Hao Fengyuan, Li Xiaodong, Zheng Chengshi
Key Laboratory of Noise and Vibration Research, Institute of Acoustics, Chinese Academy of Sciences, Beijing, 100190, China; University of Chinese Academy of Sciences, Beijing, 100049, China.
Key Laboratory of Noise and Vibration Research, Institute of Acoustics, Chinese Academy of Sciences, Beijing, 100190, China; University of Chinese Academy of Sciences, Beijing, 100049, China.
Neural Netw. 2023 Sep;166:566-578. doi: 10.1016/j.neunet.2023.07.043. Epub 2023 Aug 1.

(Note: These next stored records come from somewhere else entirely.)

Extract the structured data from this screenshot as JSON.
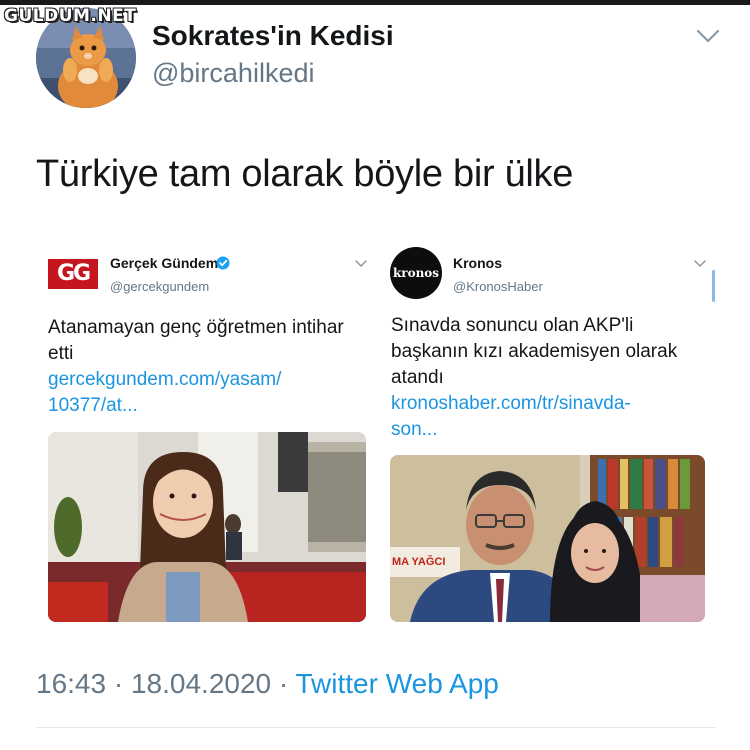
{
  "watermark": "GULDUM.NET",
  "tweet": {
    "display_name": "Sokrates'in Kedisi",
    "handle": "@bircahilkedi",
    "text": "Türkiye tam olarak böyle bir ülke",
    "time": "16:43",
    "date": "18.04.2020",
    "separator": "·",
    "source": "Twitter Web App"
  },
  "quoted_cards": [
    {
      "logo_text": "GG",
      "name": "Gerçek Gündem",
      "verified": true,
      "handle": "@gercekgundem",
      "text": "Atanamayan genç öğretmen intihar etti",
      "link_line1": "gercekgundem.com/yasam/",
      "link_line2": "10377/at..."
    },
    {
      "logo_text": "kronos",
      "name": "Kronos",
      "verified": false,
      "handle": "@KronosHaber",
      "text_line1": "Sınavda sonuncu olan AKP'li",
      "text_line2": "başkanın kızı akademisyen olarak",
      "text_line3": "atandı",
      "link_line1": "kronoshaber.com/tr/sinavda-",
      "link_line2": "son...",
      "photo_sign_text": "MA YAĞCI"
    }
  ],
  "icons": {
    "caret": "chevron-down-icon",
    "verified": "verified-badge-icon"
  },
  "colors": {
    "link": "#1b95e0",
    "secondary": "#657786",
    "primary": "#14171a",
    "gg_red": "#c4161c"
  }
}
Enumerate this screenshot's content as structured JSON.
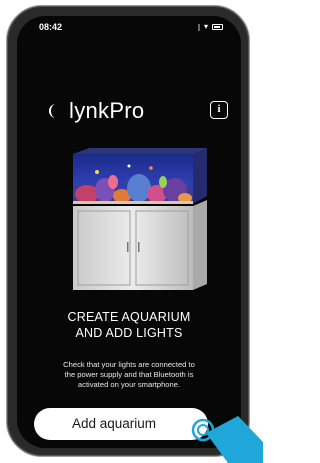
{
  "status_bar": {
    "time": "08:42"
  },
  "brand": {
    "name": "lynkPro"
  },
  "info_button": {
    "label": "i"
  },
  "headline": {
    "line1": "CREATE AQUARIUM",
    "line2": "AND ADD LIGHTS"
  },
  "instructions": {
    "line1": "Check that your lights are connected to",
    "line2": "the power supply and that Bluetooth is",
    "line3": "activated on your smartphone."
  },
  "primary_action": {
    "label": "Add aquarium"
  },
  "icons": {
    "logo_mark": "crescent-logo-icon",
    "info": "info-icon",
    "tap": "tap-gesture-icon"
  },
  "colors": {
    "screen_background": "#070707",
    "text": "#ffffff",
    "button_background": "#ffffff",
    "tap_accent": "#1ea7d8"
  }
}
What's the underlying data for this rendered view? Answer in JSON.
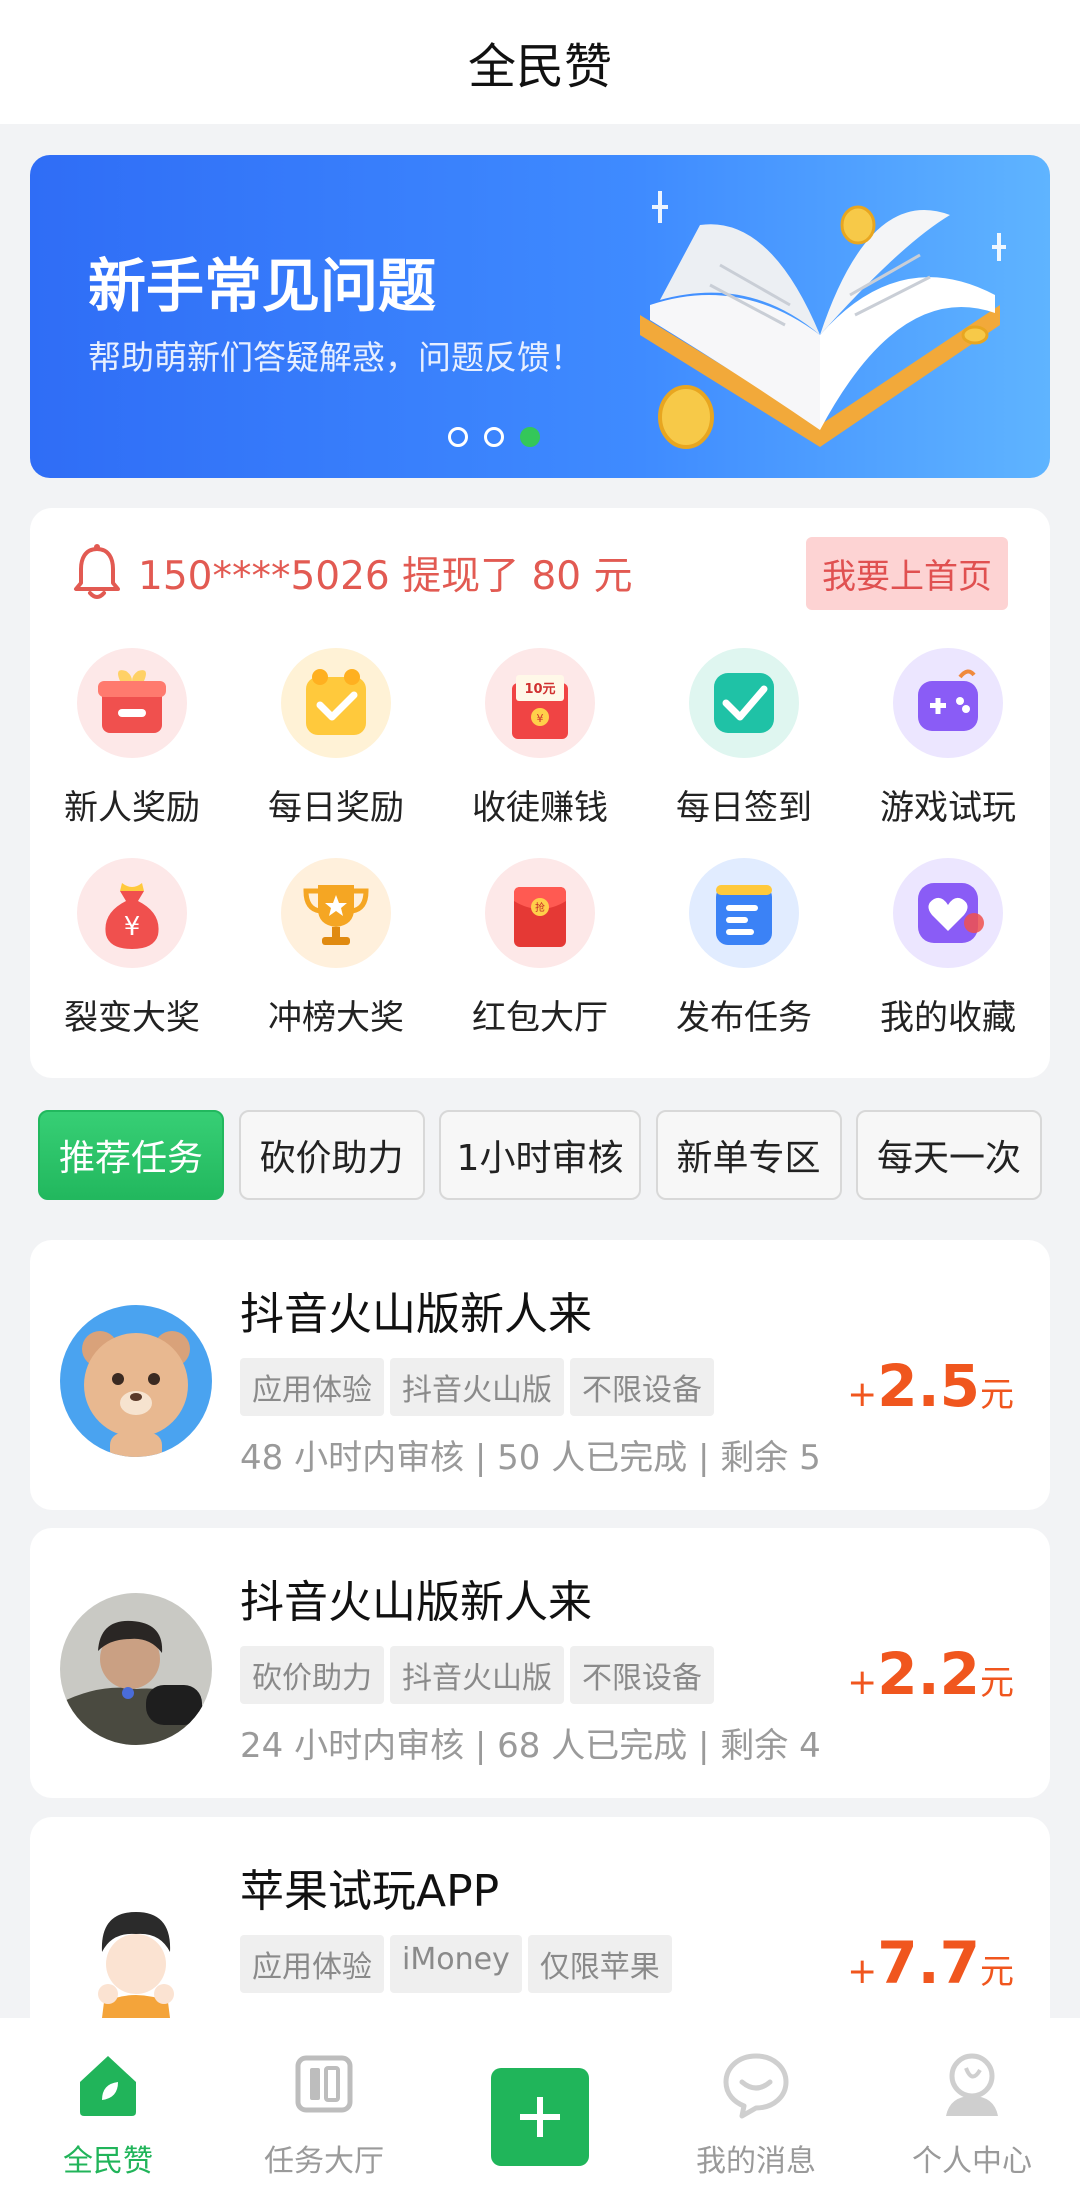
{
  "header": {
    "title": "全民赞"
  },
  "banner": {
    "title": "新手常见问题",
    "subtitle": "帮助萌新们答疑解惑，问题反馈！",
    "dots": 3,
    "active_dot": 2
  },
  "notice": {
    "text": "150****5026 提现了 80 元",
    "button": "我要上首页"
  },
  "features": [
    {
      "label": "新人奖励",
      "icon": "gift-box-icon"
    },
    {
      "label": "每日奖励",
      "icon": "check-gift-icon"
    },
    {
      "label": "收徒赚钱",
      "icon": "red-envelope-icon",
      "badge": "10元"
    },
    {
      "label": "每日签到",
      "icon": "checkbox-icon"
    },
    {
      "label": "游戏试玩",
      "icon": "gamepad-icon"
    },
    {
      "label": "裂变大奖",
      "icon": "money-bag-icon"
    },
    {
      "label": "冲榜大奖",
      "icon": "trophy-icon"
    },
    {
      "label": "红包大厅",
      "icon": "red-packet-icon",
      "badge": "抢"
    },
    {
      "label": "发布任务",
      "icon": "document-icon"
    },
    {
      "label": "我的收藏",
      "icon": "heart-icon"
    }
  ],
  "tabs": [
    "推荐任务",
    "砍价助力",
    "1小时审核",
    "新单专区",
    "每天一次"
  ],
  "active_tab": 0,
  "tasks": [
    {
      "title": "抖音火山版新人来",
      "tags": [
        "应用体验",
        "抖音火山版",
        "不限设备"
      ],
      "meta": "48 小时内审核 | 50 人已完成 | 剩余 5",
      "plus": "+",
      "reward": "2.5",
      "unit": "元",
      "avatar": "bear-avatar"
    },
    {
      "title": "抖音火山版新人来",
      "tags": [
        "砍价助力",
        "抖音火山版",
        "不限设备"
      ],
      "meta": "24 小时内审核 | 68 人已完成 | 剩余 4",
      "plus": "+",
      "reward": "2.2",
      "unit": "元",
      "avatar": "child-photo-avatar"
    },
    {
      "title": "苹果试玩APP",
      "tags": [
        "应用体验",
        "iMoney",
        "仅限苹果"
      ],
      "meta": "",
      "plus": "+",
      "reward": "7.7",
      "unit": "元",
      "avatar": "cartoon-boy-avatar"
    }
  ],
  "nav": [
    {
      "label": "全民赞",
      "icon": "home-icon",
      "active": true
    },
    {
      "label": "任务大厅",
      "icon": "task-hall-icon",
      "active": false
    },
    {
      "label": "",
      "icon": "plus-icon",
      "active": false
    },
    {
      "label": "我的消息",
      "icon": "message-icon",
      "active": false
    },
    {
      "label": "个人中心",
      "icon": "profile-icon",
      "active": false
    }
  ],
  "colors": {
    "brand_green": "#21b45a",
    "banner_blue": "#3f8bff",
    "reward_orange": "#f0561e",
    "notice_red": "#e25a52"
  }
}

End-to-end neural diarization (EEND) which has the capability to directly output speaker diarization results and handle overlapping speech has attracted more and more attention due to its promising performance. Although existing EEND-based methods often outperform clustering-based methods, they cannot generalize well to unseen test sets because fixed attractors are often utilized to estimate speech activities of each speaker. An iterative adaptive attractor estimation (IAAE) network was proposed to refine diarization results, in which the self-attentive EEND (SA-EEND) was implemented to initialize diarization results and frame-wise embeddings. There are two main parts in the proposed IAAE network: an attention-based pooling was designed to obtain a rough estimation of the attractors based on the diarization results of the previous iteration, and an adaptive attractor was then calculated by using transformer decoder blocks. A unified training framework was proposed to further improve the diarization performance, making the embeddings more discriminable based on the well separated attractors. We evaluated the proposed method on both the simulated mixtures and the real CALLHOME dataset using the diarization error rate (DER). Our proposed method provides relative reductions in DER by up to 44.8% on simulated 2-speaker mixtures and 23.6% on the CALLHOME dataset over the baseline SA-EEND at the 2nd iteration step. We also demonstrated that with an increasing number of refinement steps applied, the DER on the CALLHOME dataset could be further reduced to 7.36%, achieving the state-of-the-art diarization results when compared with other methods.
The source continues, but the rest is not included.